Norman Levine, managing director at Portfolio Management Corporation — The Walt Disney Company

Norman Levine opened a half position on Disney for his clients last week as a play on the recovery of the tourism industry. When consumers receive clearance to travel and are comfortable doing so, Levine sees the company’s Disneyland and Disney World theme parks, along with its cruise ships, as being a top destination. The damage to the tourism industry has been extensive, but while cruise lines and hotels might take a while to regain their strength, Disney is better capitalized and has the potential to rebound quickly. It helps that while some of its core businesses are down that the company has a streaming service in Disney Plus to fall back on, Levine added. Disney is down 34 per cent from its 52-week high of US$153.

Greg Taylor, chief investment officer at Purpose Investments Inc. — Brookfield Asset Management Inc.

Brookfield Asset Management Inc. has cooled off significantly after an almost 50 per cent slide since February and Greg Taylor has taken advantage to add to a pre-existing position. At a time when interest rates are plunging, investors appeared to question the health of Brookfield’s real estate assets and whether it would be able to navigate debt markets. But the company’s leadership had been nervous about global markets for months and its acquisition of Oaktree Capital Management, which Taylor described as a “distressed credit shop” set them up to handle the downturn.

Jeff Parent, chief investment officer at Castlemoore Inc. — Horizons Betapro S&P 500 2x Daily Bull ETF

The speed at which the market is changing is unprecedented as far as Jeff Parent is concerned and the Horizons Betapro S&P 500 2x Daily Bull ETF allows him to take advantage. The ETF offers investors double the returns or double the losses of the S&P 500 on a daily basis. It’s the largest holding in Parent’s ETF at seven per cent. The markets are moving rapidly and Parent has been using the ETF to get quick exposure. If he had spent time looking for individual stocks, he said, he could’ve missed a massive swing. “I don’t have time to do the analysis,” said Parent. “This is a quick no-brainer decision.”

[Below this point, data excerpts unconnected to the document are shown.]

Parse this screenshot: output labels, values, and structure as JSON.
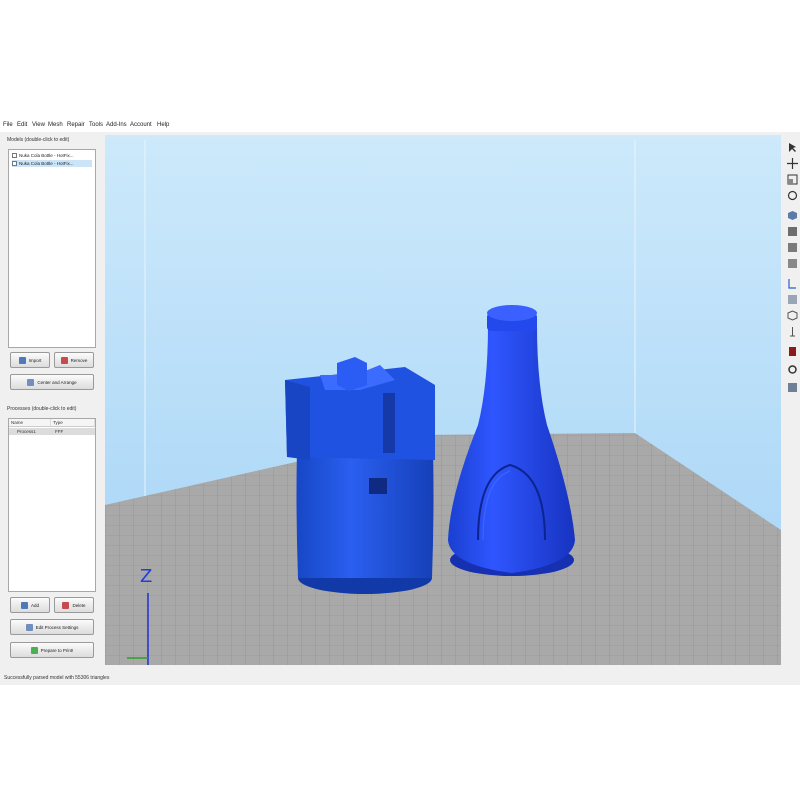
{
  "menu": [
    "File",
    "Edit",
    "View",
    "Mesh",
    "Repair",
    "Tools",
    "Add-Ins",
    "Account",
    "Help"
  ],
  "models_panel": {
    "title": "Models (double-click to edit)",
    "items": [
      "Nuka Cola Bottle - HotFix...",
      "Nuka Cola Bottle - HotFix..."
    ]
  },
  "model_buttons": {
    "import": "Import",
    "remove": "Remove",
    "center_arrange": "Center and Arrange"
  },
  "processes_panel": {
    "title": "Processes (double-click to edit)",
    "columns": [
      "Name",
      "Type"
    ],
    "rows": [
      {
        "name": "Process1",
        "type": "FFF"
      }
    ]
  },
  "process_buttons": {
    "add": "Add",
    "delete": "Delete",
    "edit": "Edit Process Settings",
    "prepare": "Prepare to Print!"
  },
  "viewport": {
    "z_axis_label": "Z",
    "model_color": "#1f4fe0",
    "background_top": "#cde9fb",
    "background_bottom": "#a3d3f6",
    "bed_color": "#a8a8a8"
  },
  "toolbar_icons": [
    "select-icon",
    "move-icon",
    "scale-icon",
    "rotate-icon",
    "view-iso-icon",
    "view-front-icon",
    "view-top-icon",
    "view-side-icon",
    "view-right-icon",
    "view-bottom-icon",
    "view-back-icon",
    "shade-icon",
    "section-icon",
    "color-icon",
    "settings-icon",
    "box-icon"
  ],
  "status": {
    "text": "Successfully parsed model with 55306 triangles"
  },
  "colors": {
    "accent": "#1f4fe0",
    "panel": "#f0f0f0"
  }
}
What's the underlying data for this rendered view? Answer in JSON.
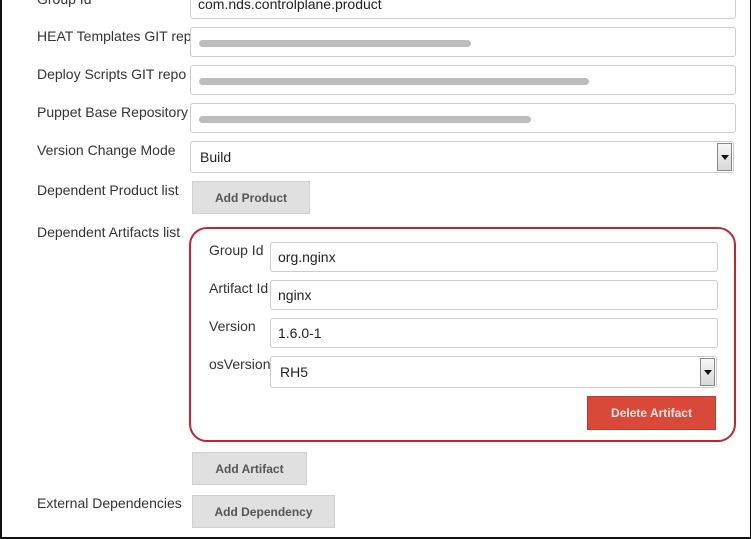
{
  "form": {
    "group_id": {
      "label": "Group Id",
      "value": "com.nds.controlplane.product"
    },
    "heat_repo": {
      "label": "HEAT Templates GIT repo",
      "value": "[redacted]"
    },
    "deploy_repo": {
      "label": "Deploy Scripts GIT repo",
      "value": "[redacted]"
    },
    "puppet_repo": {
      "label": "Puppet Base Repository",
      "value": "[redacted]"
    },
    "version_change_mode": {
      "label": "Version Change Mode",
      "value": "Build"
    },
    "dependent_products": {
      "label": "Dependent Product list",
      "add_button": "Add Product"
    },
    "dependent_artifacts": {
      "label": "Dependent Artifacts list",
      "artifact": {
        "group_id": {
          "label": "Group Id",
          "value": "org.nginx"
        },
        "artifact_id": {
          "label": "Artifact Id",
          "value": "nginx"
        },
        "version": {
          "label": "Version",
          "value": "1.6.0-1"
        },
        "os_version": {
          "label": "osVersion",
          "value": "RH5"
        },
        "delete_button": "Delete Artifact"
      },
      "add_button": "Add Artifact"
    },
    "external_dependencies": {
      "label": "External Dependencies",
      "add_button": "Add Dependency"
    }
  },
  "colors": {
    "highlight_border": "#c4242f",
    "danger_button": "#d9493a",
    "default_button": "#e0e0e0"
  }
}
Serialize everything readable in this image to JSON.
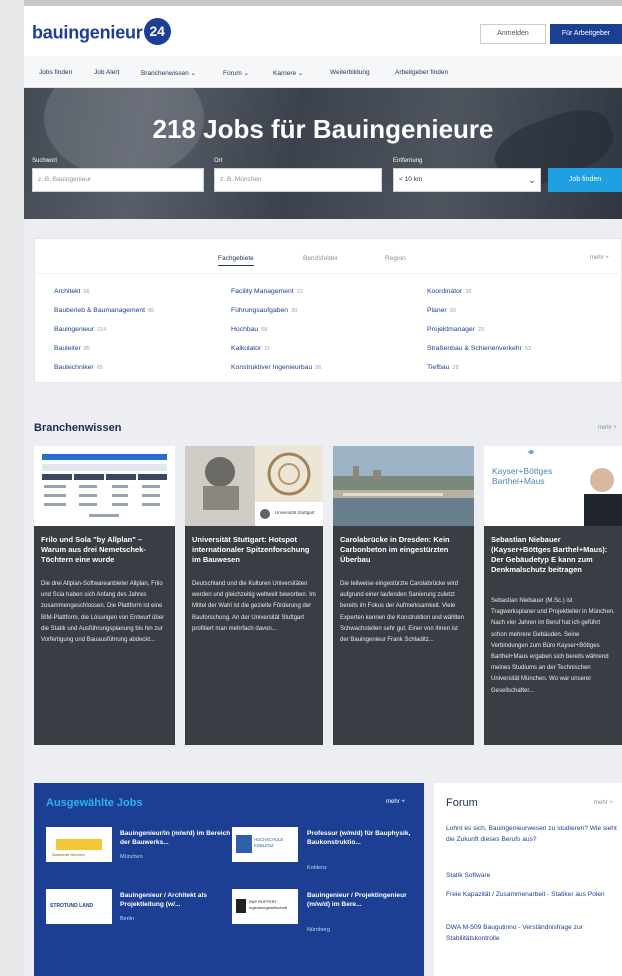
{
  "header": {
    "logo_text": "bauingenieur",
    "logo_badge": "24",
    "login_label": "Anmelden",
    "employer_label": "Für Arbeitgeber"
  },
  "nav": {
    "items": [
      "Jobs finden",
      "Job Alert",
      "Branchenwissen ⌄",
      "Forum ⌄",
      "Karriere ⌄",
      "Weiterbildung",
      "Arbeitgeber finden"
    ]
  },
  "hero": {
    "title": "218 Jobs für Bauingenieure",
    "keyword_label": "Suchwort",
    "keyword_placeholder": "z. B. Bauingenieur",
    "location_label": "Ort",
    "location_placeholder": "z. B. München",
    "radius_label": "Entfernung",
    "radius_value": "< 10 km",
    "search_label": "Job finden"
  },
  "categories": {
    "tabs": [
      "Fachgebiete",
      "Berufsfelder",
      "Region"
    ],
    "more": "mehr +",
    "col1": [
      {
        "name": "Architekt",
        "count": "66"
      },
      {
        "name": "Bauberieb & Baumanagement",
        "count": "85"
      },
      {
        "name": "Bauingenieur",
        "count": "214"
      },
      {
        "name": "Bauleiter",
        "count": "85"
      },
      {
        "name": "Bautechniker",
        "count": "65"
      }
    ],
    "col2": [
      {
        "name": "Facility Management",
        "count": "22"
      },
      {
        "name": "Führungsaufgaben",
        "count": "30"
      },
      {
        "name": "Hochbau",
        "count": "58"
      },
      {
        "name": "Kalkulator",
        "count": "21"
      },
      {
        "name": "Konstruktiver Ingenieurbau",
        "count": "56"
      }
    ],
    "col3": [
      {
        "name": "Koordinator",
        "count": "38"
      },
      {
        "name": "Planer",
        "count": "39"
      },
      {
        "name": "Projektmanager",
        "count": "23"
      },
      {
        "name": "Straßenbau & Schienenverkehr",
        "count": "53"
      },
      {
        "name": "Tiefbau",
        "count": "28"
      }
    ]
  },
  "branchenwissen": {
    "title": "Branchenwissen",
    "more": "mehr +",
    "articles": [
      {
        "title": "Frilo und Sola \"by Allplan\" – Warum aus drei Nemetschek-Töchtern eine wurde",
        "text": "Die drei Allplan-Softwareanbieter Allplan, Frilo und Scia haben sich Anfang des Jahres zusammengeschlossen. Die Plattform ist eine BIM-Plattform, die Lösungen von Entwurf über die Statik und Ausführungsplanung bis hin zur Vorfertigung und Bauausführung abdeckt..."
      },
      {
        "title": "Universität Stuttgart: Hotspot internationaler Spitzenforschung im Bauwesen",
        "text": "Deutschland und die Kulturen Universitäten werden und gleichzeitig weltweit beworben. Im Mittel der Wahl ist die gezielte Förderung der Bauforschung. An der Universität Stuttgart profitiert man mehrfach davon...",
        "logo": "Universität Stuttgart"
      },
      {
        "title": "Carolabrücke in Dresden: Kein Carbonbeton im eingestürzten Überbau",
        "text": "Die teilweise eingestürzte Carolabrücke wird aufgrund einer laufenden Sanierung zuletzt bereits im Fokus der Aufmerksamkeit. Viele Experten kennen die Konstruktion und wählten Schwachstellen sehr gut. Einer von ihnen ist der Bauingenieur Frank Schladitz..."
      },
      {
        "title": "Sebastian Niebauer (Kayser+Böttges Barthel+Maus): Der Gebäudetyp E kann zum Denkmalschutz beitragen",
        "text": "Sebastian Niebauer (M.Sc.) ist Tragwerksplaner und Projektleiter in München. Nach vier Jahren im Beruf hat ich geführt schon mehrere Gebäuden. Seine Verbindungen zum Büro Kayser+Böttges Barthel+Maus ergaben sich bereits während meines Studiums an der Technischen Universität München. Wo war unserer Gesellschafter...",
        "logo_line1": "Kayser+Böttges",
        "logo_line2": "Barthel+Maus"
      }
    ]
  },
  "jobs": {
    "title": "Ausgewählte Jobs",
    "more": "mehr +",
    "items": [
      {
        "title": "Bauingenieur/in (m/w/d) im Bereich der Bauwerks...",
        "location": "München",
        "logo": "Stadtwerke München"
      },
      {
        "title": "Professur (w/m/d) für Bauphysik, Baukonstruktio...",
        "location": "Koblenz",
        "logo": "HOCHSCHULE KOBLENZ"
      },
      {
        "title": "Bauingenieur / Architekt als Projektleitung (w/...",
        "location": "Berlin",
        "logo": "STROTUND LAND"
      },
      {
        "title": "Bauingenieur / Projektingenieur (m/w/d) im Bere...",
        "location": "Nürnberg",
        "logo": "R&P RUFFERT Ingenieurgesellschaft"
      }
    ]
  },
  "forum": {
    "title": "Forum",
    "more": "mehr +",
    "items": [
      "Lohnt es sich, Bauingenieurwesen zu studieren? Wie sieht die Zukunft dieses Berufs aus?",
      "Statik Software",
      "Freie Kapazität / Zusammenarbeit - Statiker aus Polen",
      "DWA M-509 Baugutinno - Verständnisfrage zur Stabilitätskontrolle"
    ]
  }
}
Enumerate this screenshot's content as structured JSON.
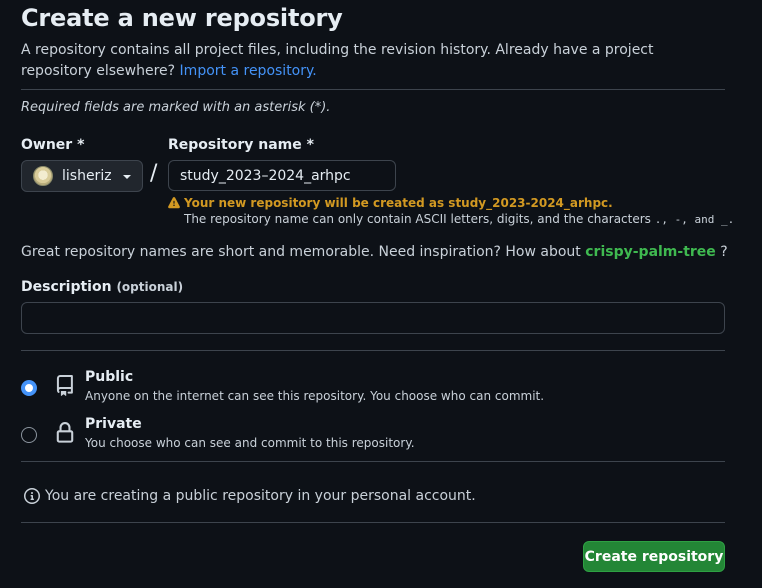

Jason Del Vicario, portfolio manager of HollisWealth’s Hillside Wealth Management — RIghtmove PLC

Rightmove PLC, a U.K.-based company that runs the country’s largest real estate listings website checked off all of Jason Del Vicario’s boxes: it has little to no debt, a margin greater than 10 per cent and it has posted a positive free-cash-flow yield in each of the last ten years. After shares dipped 43 per cent from their 52-week high of 710 pounds, Del Vicario got the opportunity to add the company to his clients’ portfolios. The investment decision is solely based on the numbers, Del Vicario said. “I don’t know where the U.K. property market is going, I have no idea and I don’t really care,” he said. “All I know is people are going to be buying or selling or renting apartments and houses … they’re going to be using Rightmove.”